I get the below message. Currently in EC2 all the nodes are up and running
,i don't know which node is taking time for SSH configuration.
so i am not able to restart or terminate a node.
>>> Using default cluster template: smallcluster
>>> Validating cluster template settings...
>>> Cluster template settings are valid
>>> Starting cluster...
>>> Launching a 30-node cluster...
>>> Creating security group _at_sc-smallcluster...
>>> Waiting for cluster to come up... (updating every 30s)
>>> Waiting for all nodes to be in a 'running' state...
>>> Waiting for SSH to come up on all nodes...

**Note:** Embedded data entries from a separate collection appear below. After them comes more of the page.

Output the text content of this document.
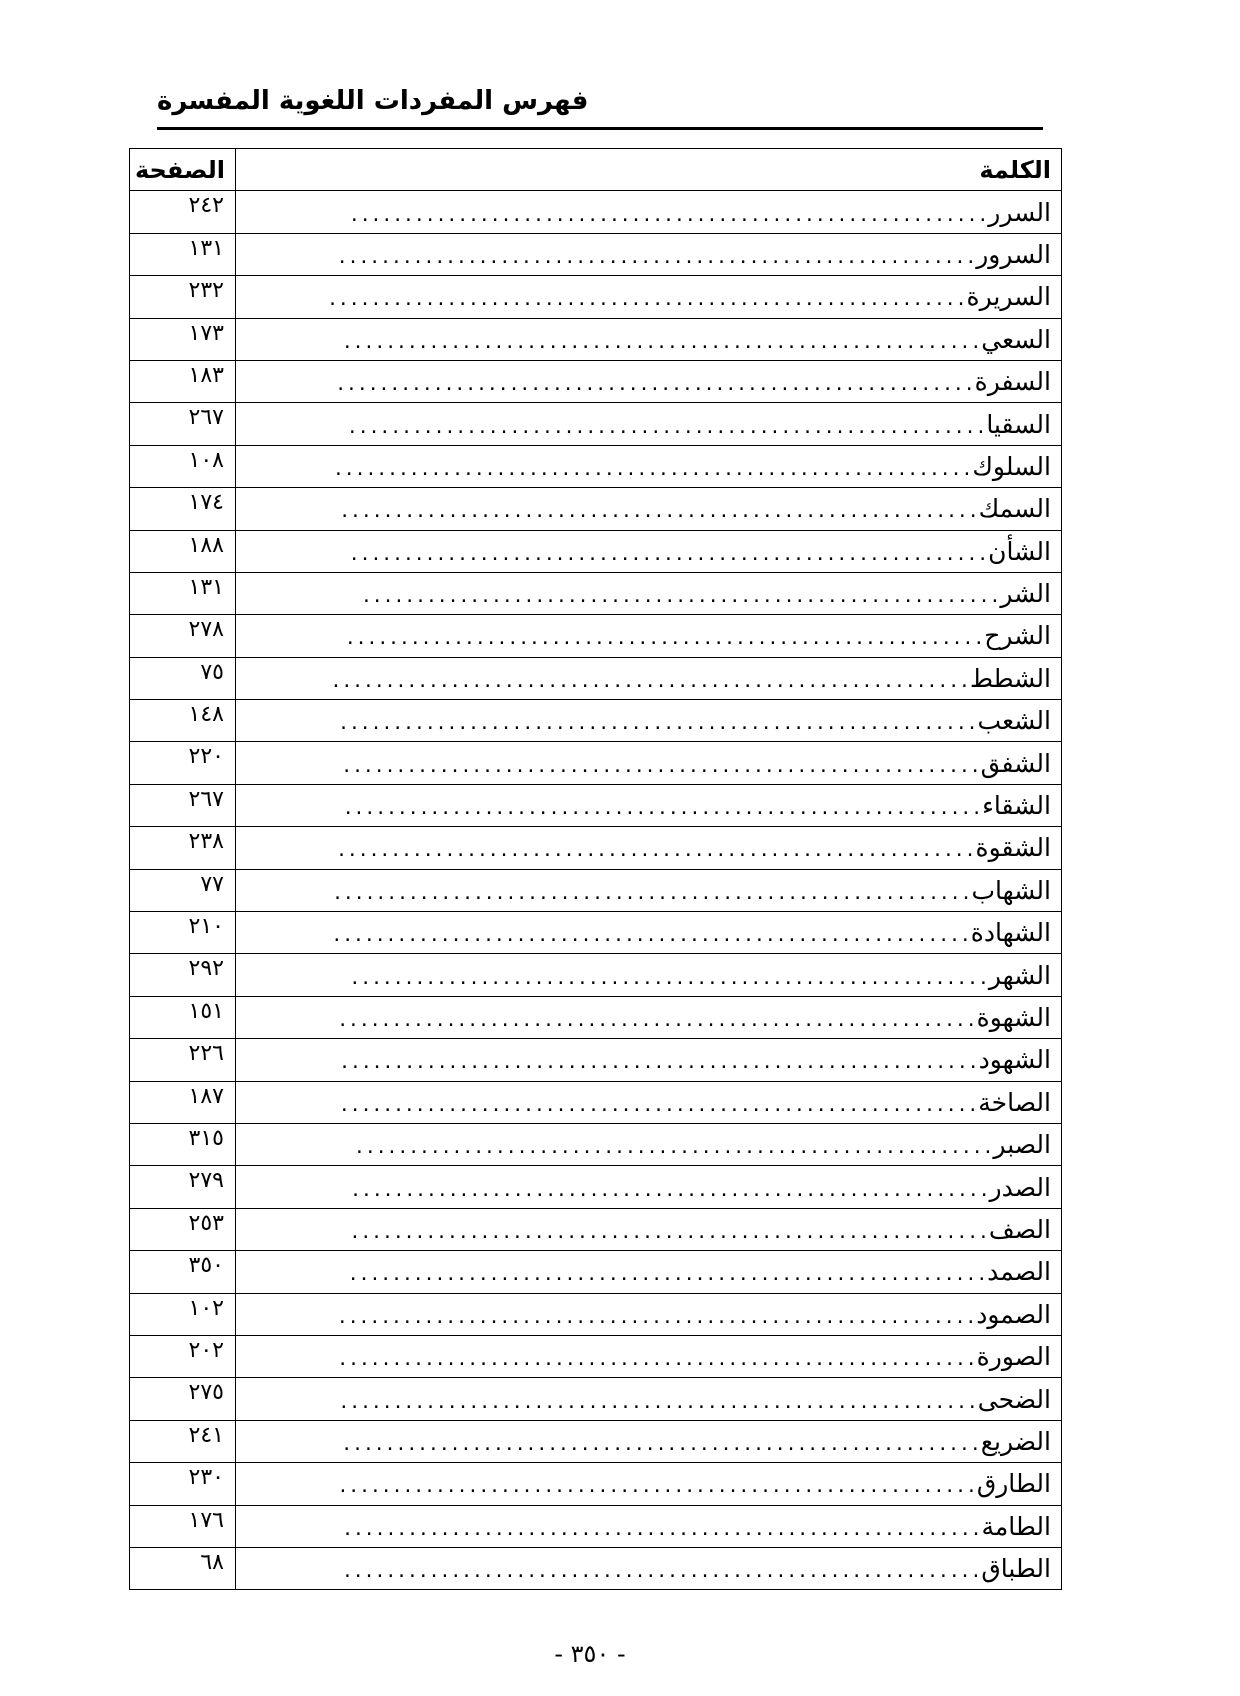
فهرس المفردات اللغوية المفسرة
الصفحة	الكلمة
٢٤٢	السرر...........................................................
١٣١	السرور...........................................................
٢٣٢	السريرة...........................................................
١٧٣	السعي...........................................................
١٨٣	السفرة...........................................................
٢٦٧	السقيا...........................................................
١٠٨	السلوك...........................................................
١٧٤	السمك...........................................................
١٨٨	الشأن...........................................................
١٣١	الشر...........................................................
٢٧٨	الشرح...........................................................
٧٥	الشطط...........................................................
١٤٨	الشعب...........................................................
٢٢٠	الشفق...........................................................
٢٦٧	الشقاء...........................................................
٢٣٨	الشقوة...........................................................
٧٧	الشهاب...........................................................
٢١٠	الشهادة...........................................................
٢٩٢	الشهر...........................................................
١٥١	الشهوة...........................................................
٢٢٦	الشهود...........................................................
١٨٧	الصاخة...........................................................
٣١٥	الصبر...........................................................
٢٧٩	الصدر...........................................................
٢٥٣	الصف...........................................................
٣٥٠	الصمد...........................................................
١٠٢	الصمود...........................................................
٢٠٢	الصورة...........................................................
٢٧٥	الضحى...........................................................
٢٤١	الضريع...........................................................
٢٣٠	الطارق...........................................................
١٧٦	الطامة...........................................................
٦٨	الطباق...........................................................
- ٣٥٠ -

28/29 |------------------------------------------------------------- |
On Tue, Nov 8, 2011 at 7:42 PM, Justin Riley <jtriley_at_mit.edu> wrote:
> -----BEGIN PGP SIGNED MESSAGE-----
> Hash: SHA1
> Hi Sumita,
> Were you using spot instances? If not I believe there's a default limit of
> 20 instances by default for flat-rate instances which *could* be related to
> your issue. With spot instances you can create up to 100 instances by
> default. So, if you need more than 20 nodes and do not wish to submit a
> request to Amazon to increase your flat-rate instance limit, you should be
> using spot instances:
> $ starcluster start -s 30 -b 0.50 mycluster
> With that said, StarCluster has no limit to the number of nodes you can
> create, however, as you've seen, sometimes EC2 instances can take longer to
> become 'running' than usual. Unfortunately this is purely an EC2 back-end
> issue that cannot be resolved directly by StarCluster. In my experience 22
> minutes *is* quite a while to wait for any instance to come up, however, I
> have had instances take up to 15 min before in the past so this is not a
> total surprise to me.
> In the future if you run into this problem of waiting for an instance to
> change from 'pending' to 'running' for too long (e.g. 15min+) I would
> recommend simply terminating the faulty instance from the AWS console and
> then restart the cluster using:
> $ starcluster restart mycluster
> This should reboot all the currently running instances and begin
> configuring the cluster and avoid having to terminate the entire cluster
> and lose instance hours.
> On 11/8/11 6:39 AM, Sumita Sinha wrote:
> > Hello ,
> > Currently working with starcluster on EC2.
> > Tried creating a cluster with 30 nodes of type m1.small using AMI -
> > Cluster creation was never completed as i found out that one node
> node025 was showing pending status.
> > I waited for almost 22 minutes then terminated the cluster.
> > Cluster was terminated properly. Is there any limit to the creation of
> nodes .
> > --
> > Regards
> > Sumita Sinha
> -----BEGIN PGP SIGNATURE-----
> Version: GnuPG v1.4.11 (Darwin)
> Comment: Using GnuPG with Mozilla - http://enigmail.mozdev.org/
> -----END PGP SIGNATURE-----
Received on Tue Nov 08 2011 - 19:20:33 EST